Cloudflare made it less of an expedite.

ignoramous an hour ago | parent | prev | next [-]

> this sounds like the sort of cowboy decision

Ouch. Harsh given that Cloudflare's being over-honest (to disabling the internal tool) and the outage's relatively limited impact (time wise & no. of customers wise). It was just an unfortunate latent bug: Nov 18 was Rust's Unwrap, Dec 5 its Lua's turn with its dynamic typing.

Now, the real cowboy decision I want to see is Cloudflare [0] running a company-wide Rust/Lua code-review with Codex / Claude...

cf TFA:

  if rule_result.action == "execute" then
    rule_result.execute.results = ruleset_results[tonumber(rule_result.execute.results_index)]
  end

  This code expects that, if the ruleset has action="execute", the "rule_result.execute" object will exist ... error in the [Lua] code, which had existed undetected for many years ... prevented by languages with strong type systems. In our replacement [FL2 proxy] ... code written in Rust ... the error did not occur.
[0] https://news.ycombinator.com/item?id=44159166
nine_k 2 hours ago | parent | prev | next [-]

> more to the story

From a more tinfoil-wearing angle, it may not even be a regular deployment, given the idea of Cloudflare being "the largest MitM attack in history". ("Maybe not even by Cloudflare but by NSA", would say some conspiracy theorists, which is, of course, completely bonkers: NSA is supposed to employ engineers who never let such blunders blow their cover.)

rvz 2 hours ago | parent | prev | next [-]

> Not only did they fail to apply the deployment safety 101 lesson of "when in doubt, roll back" but they also failed to assess the risk related to the same deployment system that caused their 11/18 outage.

Also there seems to be insufficient testing before deployment with very junior level mistakes.

> As soon as the change propagated to our network, code execution in our FL1 proxy reached a bug in our rules module which led to the following LUA exception:

Where was the testing for this one? If ANY exception happened during the rules checking, the deployment should fail and rollback. Instead, they didn't assess that as a likely risk and pressed on with the deployment "fix".

I guess those at Cloudflare are not learning anything from the previous disaster.

deadbabe 3 hours ago | parent | prev | next [-]

As usual, Cloudflare is the man in the arena.

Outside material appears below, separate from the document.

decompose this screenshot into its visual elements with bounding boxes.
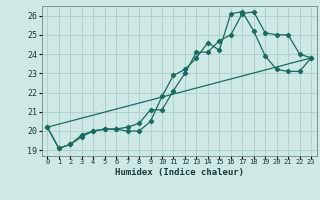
X-axis label: Humidex (Indice chaleur): Humidex (Indice chaleur) bbox=[115, 168, 244, 177]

samrus 3 hours ago | parent [-]

There are other men in the arena who arent tripping on their own feet

usrnm 3 hours ago | parent [-]

Like who? Which large tech company doesn't have outages?

k8sToGo 2 hours ago | parent | next [-]

It's not about outages. It's about the why. Hardware can fail. Bugs can happen. But to continue a roll out despite warning sings and without understanding the cause and impact is on another level. Especially if it is related to the same problem as last time.

udev4096 2 hours ago | parent [-]

And yet, it's always clownflare breaking everything. Failures are inevitable, which is widely known, therefore we build resilience systems to overcome the inevitable

deadbabe an hour ago | parent [-]

It is healthy for tech companies to have outages, as they will build experience in resolving them. Success breeds complacency.

nish__ 2 hours ago | parent | prev | next [-]

Google does pretty good.

k__ 2 hours ago | parent | prev [-]

"tripping on their own feet" == "not rolling back"

NoSalt 2 hours ago | parent | prev [-]

Ooh ... I want to be on a cowboy decision making team!!!